White: Calm under Fire

Our discussion of topics, especially in the Facebook group, can get heated. The following two quotes from Ellen White stands out to me in this regard, noting that Jesus’ strongest rebuke was saved for religious leaders. Yet even in his strong denunciation, notice Jesus’ methods.

First, the feast at Simon’s house when Mary washed Jesus’ feet with perfume and tears:

Simon was touched by the kindness of Jesus in not openly rebuking him before the guests. He had not been treated as he desired Mary to be treated. He saw that Jesus did not wish to expose his guilt to others, but sought by a true statement of the case to convince his mind, and by pitying kindness to subdue his heart. Stern denunciation would have hardened Simon against repentance, but patient admonition convinced him of his error. He saw the magnitude of the debt which he owed his Lord. His pride was humbled, he repented, and the proud Pharisee became a lowly, self-sacrificing disciple. (Desire of Ages, pp. 567-568)
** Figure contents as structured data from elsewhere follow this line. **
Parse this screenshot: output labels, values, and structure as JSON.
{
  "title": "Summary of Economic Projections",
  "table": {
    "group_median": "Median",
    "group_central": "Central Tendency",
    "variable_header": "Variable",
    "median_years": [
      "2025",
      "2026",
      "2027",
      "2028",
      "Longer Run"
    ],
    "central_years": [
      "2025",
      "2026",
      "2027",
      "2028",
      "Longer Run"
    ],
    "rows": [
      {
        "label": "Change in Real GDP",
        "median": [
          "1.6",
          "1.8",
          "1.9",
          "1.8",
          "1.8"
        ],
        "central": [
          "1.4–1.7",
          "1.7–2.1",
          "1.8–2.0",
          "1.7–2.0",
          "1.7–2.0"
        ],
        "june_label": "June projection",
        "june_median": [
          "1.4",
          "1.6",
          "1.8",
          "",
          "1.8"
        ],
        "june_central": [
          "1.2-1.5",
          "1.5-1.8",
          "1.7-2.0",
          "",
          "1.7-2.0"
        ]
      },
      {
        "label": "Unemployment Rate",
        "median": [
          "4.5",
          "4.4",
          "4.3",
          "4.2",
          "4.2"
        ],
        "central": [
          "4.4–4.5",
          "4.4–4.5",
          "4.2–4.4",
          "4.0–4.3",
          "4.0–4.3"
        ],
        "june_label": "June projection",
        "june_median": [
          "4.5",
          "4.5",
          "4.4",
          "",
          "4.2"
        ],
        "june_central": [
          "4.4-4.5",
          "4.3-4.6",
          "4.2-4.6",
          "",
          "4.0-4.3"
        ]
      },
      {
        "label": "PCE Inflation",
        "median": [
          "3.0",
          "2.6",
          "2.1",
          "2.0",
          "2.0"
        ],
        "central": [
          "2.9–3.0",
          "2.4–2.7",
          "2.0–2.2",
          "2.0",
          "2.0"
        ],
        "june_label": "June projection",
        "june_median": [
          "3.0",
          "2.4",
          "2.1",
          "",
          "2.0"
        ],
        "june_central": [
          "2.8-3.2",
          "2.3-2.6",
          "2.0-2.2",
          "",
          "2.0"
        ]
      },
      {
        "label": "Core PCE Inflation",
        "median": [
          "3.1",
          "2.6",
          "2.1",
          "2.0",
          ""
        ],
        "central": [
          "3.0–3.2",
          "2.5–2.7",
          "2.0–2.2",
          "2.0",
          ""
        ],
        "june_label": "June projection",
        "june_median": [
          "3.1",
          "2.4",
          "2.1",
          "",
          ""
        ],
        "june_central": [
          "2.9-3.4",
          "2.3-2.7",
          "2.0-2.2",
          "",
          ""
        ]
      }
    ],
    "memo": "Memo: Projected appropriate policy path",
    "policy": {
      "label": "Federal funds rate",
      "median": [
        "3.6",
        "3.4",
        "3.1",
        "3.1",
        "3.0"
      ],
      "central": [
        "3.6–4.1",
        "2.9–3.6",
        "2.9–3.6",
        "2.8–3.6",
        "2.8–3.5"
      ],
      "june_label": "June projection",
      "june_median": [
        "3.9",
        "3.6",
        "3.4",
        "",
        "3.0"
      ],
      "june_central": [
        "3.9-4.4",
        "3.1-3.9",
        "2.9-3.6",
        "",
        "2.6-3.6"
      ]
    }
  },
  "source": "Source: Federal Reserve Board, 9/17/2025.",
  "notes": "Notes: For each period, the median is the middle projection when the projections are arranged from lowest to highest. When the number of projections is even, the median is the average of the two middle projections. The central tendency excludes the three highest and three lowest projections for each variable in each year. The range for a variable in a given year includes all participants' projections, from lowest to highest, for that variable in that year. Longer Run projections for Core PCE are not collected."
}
Finally, Jesus’ woes against the Pharisees:

Christ’s indignation was directed against the hypocrisy, the gross sins, by which men were destroying their own souls, deceiving the people and dishonoring God. In the specious deceptive reasoning of the priests and rulers He discerned the working of satanic agencies. Keen and searching had been His denunciation of sin; but He spoke no words of retaliation. He had a holy wrath against the prince of darkness; but He manifested no irritated temper. So the Christian who lives in harmony with God, possessing the sweet attributes of love and mercy, will feel a righteous indignation against sin; but he will not be roused by passion to revile those who revile him. Even in meeting those who are moved by a power from beneath to maintain falsehood, in Christ he will still preserve calmness and self-possession. (Desire of Ages, pp. 619-620)

Reflection Questions

  1. In my righteous indignation, do I maintain Jesus’ stance of calmness or do I have a “passion to revile those who revile me”?
  2. How can I grow in this way?
  3. Have I seen this modeled by anyone around me?
  4. What steps can I take to de-escalate communication that is ramping up?
  5. What is more important to me, “winning” an argument or “winning over” my conversation partner?